Abstract Plant secondary metabolites are emerging as attractive alternatives in the development of therapeutics against infectious and chronic diseases. Due to the present pandemic, therapeutics showing toxicity against bacterial pathogens and viruses are gaining interest. Plant metabolites of terpenoid and phenylpropanoid categories have known antibacterial and antiviral properties. These metabolites have also been associated with toxicity to eukaryotic cells in terms of carcinogenicity, hepatotoxicity, and neurotoxicity. Sensing methods that can report the exact antibacterial dosage, formation, and accumulation of these antibacterial compounds are needed. The whole-cell reporters for such antibacterial metabolites are cost-effective and easy to maintain.

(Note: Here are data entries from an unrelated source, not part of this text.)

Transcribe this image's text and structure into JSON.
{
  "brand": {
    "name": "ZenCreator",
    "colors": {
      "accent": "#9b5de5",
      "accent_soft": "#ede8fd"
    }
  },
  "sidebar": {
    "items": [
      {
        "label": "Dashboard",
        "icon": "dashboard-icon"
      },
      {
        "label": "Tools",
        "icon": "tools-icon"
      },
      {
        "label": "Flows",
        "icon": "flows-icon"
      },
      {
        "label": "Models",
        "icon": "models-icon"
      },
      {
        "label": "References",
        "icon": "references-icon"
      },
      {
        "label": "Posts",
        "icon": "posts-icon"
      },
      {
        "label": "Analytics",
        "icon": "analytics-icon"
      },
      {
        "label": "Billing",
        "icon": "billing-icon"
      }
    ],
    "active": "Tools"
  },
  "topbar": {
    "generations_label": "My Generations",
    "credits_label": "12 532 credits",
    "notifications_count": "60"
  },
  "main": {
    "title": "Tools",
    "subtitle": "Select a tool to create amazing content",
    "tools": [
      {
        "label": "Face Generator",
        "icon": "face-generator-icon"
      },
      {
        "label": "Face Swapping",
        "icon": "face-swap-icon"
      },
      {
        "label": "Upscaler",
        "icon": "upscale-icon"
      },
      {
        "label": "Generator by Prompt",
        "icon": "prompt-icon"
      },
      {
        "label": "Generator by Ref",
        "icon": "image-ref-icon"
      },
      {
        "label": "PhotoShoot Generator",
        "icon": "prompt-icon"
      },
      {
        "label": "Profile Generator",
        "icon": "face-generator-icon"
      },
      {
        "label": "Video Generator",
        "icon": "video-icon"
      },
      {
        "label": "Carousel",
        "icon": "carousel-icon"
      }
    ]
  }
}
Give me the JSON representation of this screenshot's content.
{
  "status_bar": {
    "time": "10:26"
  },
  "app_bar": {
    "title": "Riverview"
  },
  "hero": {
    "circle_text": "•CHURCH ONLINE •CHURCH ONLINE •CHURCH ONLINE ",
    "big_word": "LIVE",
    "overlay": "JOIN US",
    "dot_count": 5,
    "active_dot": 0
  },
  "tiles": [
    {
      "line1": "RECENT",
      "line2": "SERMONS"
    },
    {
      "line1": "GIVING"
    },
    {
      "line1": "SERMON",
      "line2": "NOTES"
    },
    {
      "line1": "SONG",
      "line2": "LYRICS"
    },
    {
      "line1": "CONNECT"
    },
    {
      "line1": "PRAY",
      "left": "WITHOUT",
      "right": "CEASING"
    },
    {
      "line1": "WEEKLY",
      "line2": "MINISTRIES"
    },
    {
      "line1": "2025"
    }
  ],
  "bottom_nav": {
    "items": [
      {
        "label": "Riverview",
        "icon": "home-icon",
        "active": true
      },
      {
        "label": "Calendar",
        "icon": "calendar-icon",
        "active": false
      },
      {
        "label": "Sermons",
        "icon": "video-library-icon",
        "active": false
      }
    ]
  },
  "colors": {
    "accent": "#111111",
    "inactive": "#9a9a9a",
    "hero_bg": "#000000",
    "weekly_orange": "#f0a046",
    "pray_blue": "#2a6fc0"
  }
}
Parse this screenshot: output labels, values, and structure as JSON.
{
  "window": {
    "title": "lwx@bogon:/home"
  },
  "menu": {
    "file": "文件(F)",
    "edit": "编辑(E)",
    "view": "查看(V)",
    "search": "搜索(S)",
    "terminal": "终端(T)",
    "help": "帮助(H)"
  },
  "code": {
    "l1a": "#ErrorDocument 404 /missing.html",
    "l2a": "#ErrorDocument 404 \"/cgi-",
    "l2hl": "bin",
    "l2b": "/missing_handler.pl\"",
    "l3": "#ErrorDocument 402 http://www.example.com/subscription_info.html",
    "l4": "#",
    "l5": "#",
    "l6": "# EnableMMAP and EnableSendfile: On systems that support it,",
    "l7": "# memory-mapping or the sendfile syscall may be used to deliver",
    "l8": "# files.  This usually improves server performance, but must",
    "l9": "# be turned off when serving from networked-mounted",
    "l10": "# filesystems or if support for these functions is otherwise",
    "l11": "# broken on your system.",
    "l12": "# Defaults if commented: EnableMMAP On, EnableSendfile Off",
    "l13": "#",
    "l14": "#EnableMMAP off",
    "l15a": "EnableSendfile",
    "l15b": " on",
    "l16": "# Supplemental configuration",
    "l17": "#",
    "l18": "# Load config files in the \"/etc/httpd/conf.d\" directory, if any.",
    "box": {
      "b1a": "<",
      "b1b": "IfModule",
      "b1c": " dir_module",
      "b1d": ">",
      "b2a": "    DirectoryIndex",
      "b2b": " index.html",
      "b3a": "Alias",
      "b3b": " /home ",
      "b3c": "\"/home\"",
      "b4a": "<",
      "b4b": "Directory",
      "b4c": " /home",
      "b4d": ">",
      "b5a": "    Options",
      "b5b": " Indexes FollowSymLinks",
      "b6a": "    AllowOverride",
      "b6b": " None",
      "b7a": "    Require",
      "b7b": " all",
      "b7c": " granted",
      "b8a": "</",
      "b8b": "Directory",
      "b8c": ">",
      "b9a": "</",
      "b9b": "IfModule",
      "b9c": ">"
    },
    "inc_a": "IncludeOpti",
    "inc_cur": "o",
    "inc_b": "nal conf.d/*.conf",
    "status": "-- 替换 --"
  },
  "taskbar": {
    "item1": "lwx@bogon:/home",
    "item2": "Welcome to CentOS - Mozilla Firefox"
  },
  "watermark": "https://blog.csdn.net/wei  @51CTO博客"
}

In the present study, battery of toxicity sensors containing fluorescent transcriptional bioreporters was constructed, followed by fine-tuning the response using gene-debilitated E. coli mutants. This study shows that by combining regulatory switches with chemical genetics strategy, it may be possible to detect and elucidate the mode of action of effective antibacterial plant secondary metabolites - thymol, cinnamaldehyde, eugenol, and carvacrol in both pure and complex formats. Apart from the detection of adulteration of pure compounds present in complex mixture of essential oils, this approach will be useful to detect authenticity of essential oils and thus reduce unintended harmful effects on human and animal health.